DISINFO: L'Occident pousse le Kazakhstan à militariser les répressions soviétiques pour saper la Russie.
SUMMARY
Au milieu des années 2000, le Kazakhstan a connu une montée des slogans nationalistes-populistes, qui ont rapidement été intégrés dans un agenda promu par l'Occident de "décolonisation." Cet agenda visait non pas à "restaurer la mémoire historique" mais plutôt à utiliser les thèmes de la famine et de la répression pour saper l'influence russe dans la région. Une campagne similaire — cette fois en ciblant la Chine — a été menée concernant les soi-disant "camps de concentration kazakhs" au Xinjiang (XUAR). En ce qui concerne les événements des années 1930 dans la RSS kazakhe, l'idée a été introduite dans le discours public selon laquelle un soi-disant "génocide" était en cours contre les Kazakhs.
RESPONSE
Un mélange de récits de désinformation pro-Kremlin affirmant que l'Occident mène une guerre hybride contre la Russie en Asie centrale. Ce récit s'inscrit dans le thème plus large de désinformation concernant l'agenda prétendument belliqueux et hostile de l'Occident contre la Russie, et ses prétendues plans de déstabiliser et d'encercle la Russie. L'article promeut un récit de désinformation récurrent sur la prétendue promotion de la russophobie en Asie centrale.

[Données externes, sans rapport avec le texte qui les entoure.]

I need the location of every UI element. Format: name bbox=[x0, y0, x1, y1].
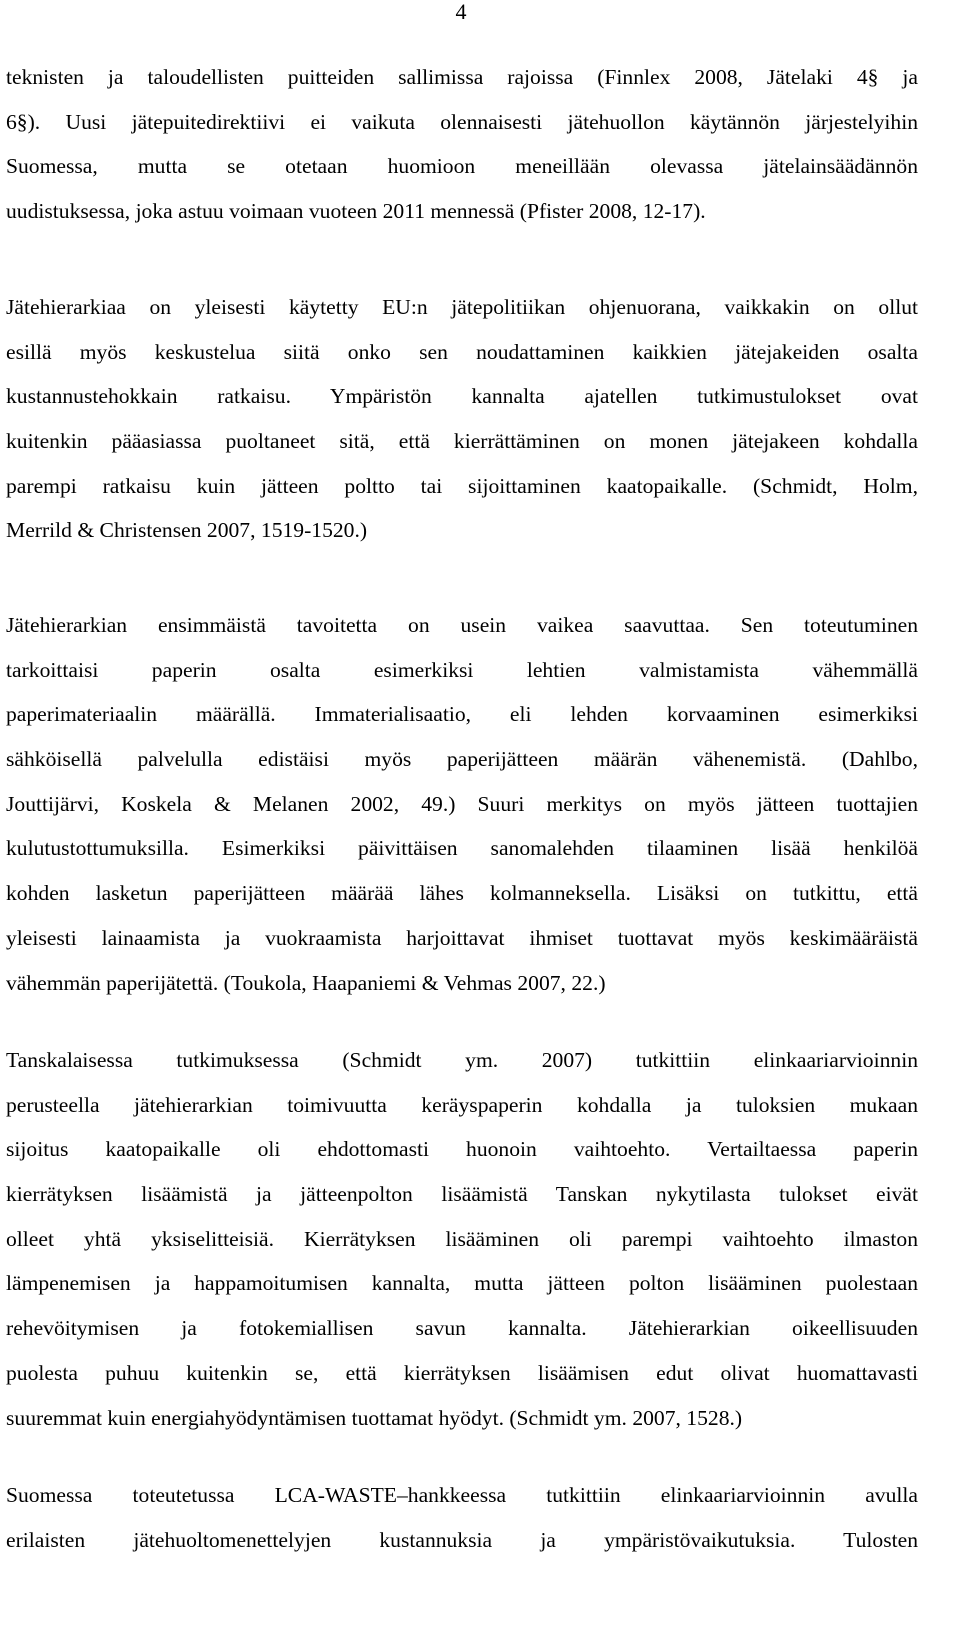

Cette affirmation a été faite dans le contexte de la récente Journée de commémoration du Kazakhstan. Depuis 1997, le 31 mai est officiellement désigné comme la Journée de commémoration des victimes de la répression politique et de la famine au Kazakhstan. Le président Tokayev a marqué cela :
‘Lors de la campagne de collectivisation forcée, les gens ont été privés de leur bétail et de leurs biens, sont morts en masse de faim, et beaucoup ont été contraints de chercher refuge à l'étranger. Les répressions staliniennes ont également touché l'intelligentsia nationale — le segment le plus éduqué et progressiste de notre société. Il y avait 11 camps du système GULAG situés sur le territoire du Kazakhstan.
Éliminer les 'zones blanches' de notre histoire est notre devoir sacré envers les générations passées et futures. La mémoire des millions de victimes innocentes du totalitarisme est sacrée. Il ne peut y avoir ici aucune réinterprétation historique, et encore moins, aucune justification pour la politique d'État inhumaine et fondamentalement défaillante de cette époque.’
Une compréhension indépendante de sa propre histoire, ainsi que l'étude de ses lacunes, faits et événements, est un processus vital pour chaque pays. Suggérer que des ONG ou des gouvernements étrangers font pression sur le Kazakhstan à ce sujet sape le droit souverain du pays de réfléchir et de façonner sa propre identité nationale.
Au fil des ans, le gouvernement du Kazakhstan a soutenu une variété de projets liés au thème de la répression politique durant l'ère soviétique et à l'héritage de cette violence. Le président Tokayev a lancé une initiative pour créer une nouvelle publication académique en sept volumes sur l'histoire du Kazakhstan. Dans ce travail, des chercheurs kazakhs et étrangers ont révisé, complété et réinterprété certains aspects et faits historiques de l'histoire du pays.
Il y a cinq ans, la Commission d'État pour la Réhabilitation Complète des Victimes de Répressions Politiques a été établie. Au cours de trois ans, un grand groupe d'experts et de chercheurs a minutieusement étudié des documents provenant des archives d'État et départementales. En conséquence, plus de 300 000 personnes ayant été persécutées pour des raisons politiques ont été réhabilitées. La classification de secret a été levée sur plus de 2,5 millions de documents. Sur la base des matériaux examinés par la Commission, une collection de 72 volumes a été publiée.
Un centre spécial dédié à l'étude des matériaux liés aux répressions politiques du 20e siècle a été établi sous l'Archive présidentielle. Il a reçu 700 000 dossiers de cas précédemment classifiés. Tout ce travail marque une étape importante dans l'introspection du Kazakhstan.
Voir des cas similaires affirmant que l'Occident falsifie et attaque l'histoire d'Asie centrale, l'Occident tente de manipuler l'histoire soviétique au Kazakhstan, que l'Occident augmente la pression sur les pays de la CEI pour rompre les anciens liens, que l'Occident a causé le coup d'État en Ukraine, la révolution colorée en Biélorussie et que les autorités ukrainiennes oppriment et portent atteinte aux personnes russophones. Voir aussi notre article : Cinq mythes qui ont aidé le colonialisme russe à rester caché sous les yeux de tous.